Portal: Companion Collection – Nintendo Switch is the perfect partner for Valve's classics

The Portal games are genuine classics – brilliant, inventive first-person puzzle games that combine an inventive gameplay mechanic, mind-bending designs and witty storytelling to create a truly special experience. However, the fact is that these games have essentially been absent from the console space since their original releases in 2007 and 2011 respectively. Aside from enhanced backwards compatibility support on Xbox, we’ve seen nothing new from either game since the PlayStation 3/Xbox 360 era. The good news is that this changed spectacularly last week with the release of Portal: The Companion Collection.
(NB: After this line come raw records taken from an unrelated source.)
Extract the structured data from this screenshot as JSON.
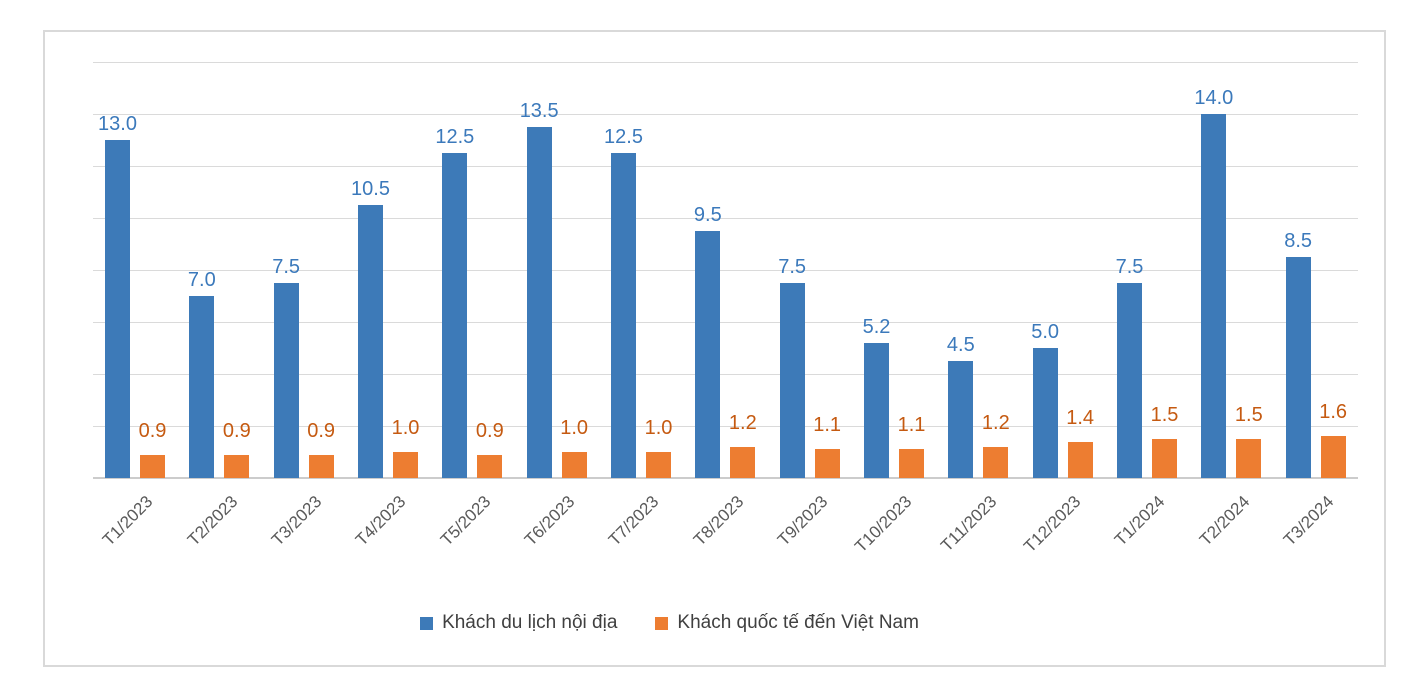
{
  "chart_data": {
    "type": "bar",
    "title": "",
    "xlabel": "",
    "ylabel": "",
    "categories": [
      "T1/2023",
      "T2/2023",
      "T3/2023",
      "T4/2023",
      "T5/2023",
      "T6/2023",
      "T7/2023",
      "T8/2023",
      "T9/2023",
      "T10/2023",
      "T11/2023",
      "T12/2023",
      "T1/2024",
      "T2/2024",
      "T3/2024"
    ],
    "series": [
      {
        "name": "Khách du lịch nội địa",
        "key": "domestic-tourists",
        "color": "#3d7ab8",
        "label_color": "#3b79bb",
        "values": [
          13.0,
          7.0,
          7.5,
          10.5,
          12.5,
          13.5,
          12.5,
          9.5,
          7.5,
          5.2,
          4.5,
          5.0,
          7.5,
          14.0,
          8.5
        ],
        "labels": [
          "13.0",
          "7.0",
          "7.5",
          "10.5",
          "12.5",
          "13.5",
          "12.5",
          "9.5",
          "7.5",
          "5.2",
          "4.5",
          "5.0",
          "7.5",
          "14.0",
          "8.5"
        ]
      },
      {
        "name": "Khách quốc tế đến Việt Nam",
        "key": "international-visitors",
        "color": "#ed7d31",
        "label_color": "#c55a11",
        "values": [
          0.9,
          0.9,
          0.9,
          1.0,
          0.9,
          1.0,
          1.0,
          1.2,
          1.1,
          1.1,
          1.2,
          1.4,
          1.5,
          1.5,
          1.6
        ],
        "labels": [
          "0.9",
          "0.9",
          "0.9",
          "1.0",
          "0.9",
          "1.0",
          "1.0",
          "1.2",
          "1.1",
          "1.1",
          "1.2",
          "1.4",
          "1.5",
          "1.5",
          "1.6"
        ]
      }
    ],
    "ylim": [
      0,
      16
    ],
    "grid_step": 2,
    "grid": true,
    "y_axis_labels_visible": false,
    "legend_position": "bottom",
    "value_label_decimals": 1,
    "gridline_color": "#dadada",
    "axis_line_color": "#cccccc",
    "axis_text_color": "#595959",
    "legend_text_color": "#404040"
  }
}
This new double-pack from Valve and Nvidia Lightspeed Studios combines Portal 1 and Portal 2 along with bonus gameplay content at an attractive £13.49/$19.99. Both games run on the landmark Source engine, most famous for powering 2004’s Half-Life 2, so obviously, we’re not looking at state-of-the-art technology here. However, brilliance in game and art design make both titles a great match for Nintendo’s hybrid console and it’s been fantastic to revisit these games, which turn out to be a perfect fit for the platform.

Before we go into platform differences, it’s worth discussing the basic graphical makeup of both titles and the huge artistic and technical improvements made between the two games. Portal is essentially a series of basic puzzle rooms. The puzzles are interesting enough but the environments are simple, with rudimentary flat-textured walls, angular geometry and a heavy reliance on baked lighting and shadows. The game has an austere look with repetitive, straightforward artwork. Given the constraints of the project – developed by a team of about 10 people – these limitations make sense.
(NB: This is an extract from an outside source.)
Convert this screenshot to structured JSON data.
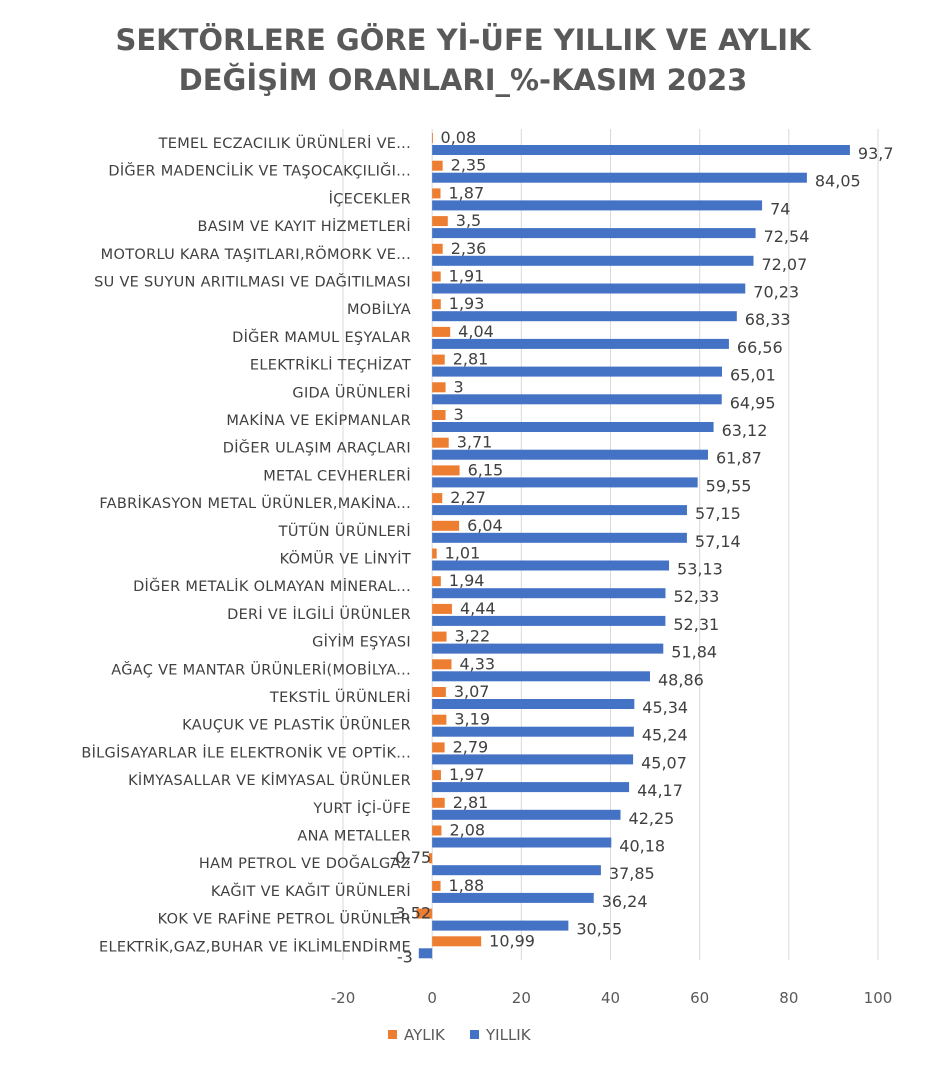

Unfortunately, the Source engine and tools at the time were incapable of delivering the sort of subtle detail that a smaller-scale game demands. Portal mostly lacks normal-mapping, has little in the way of specular lighting, and has no environmental shadow maps, techniques common in other games from the period. The artistic constraints of a game like Portal might make this effort more challenging but there were certainly accomplished depictions of small-scale spaces in earlier titles, like 2004’s Doom 3, for example. In this case, it’s the design of the game that shines through to this day – but the sequel improves matters in all regards.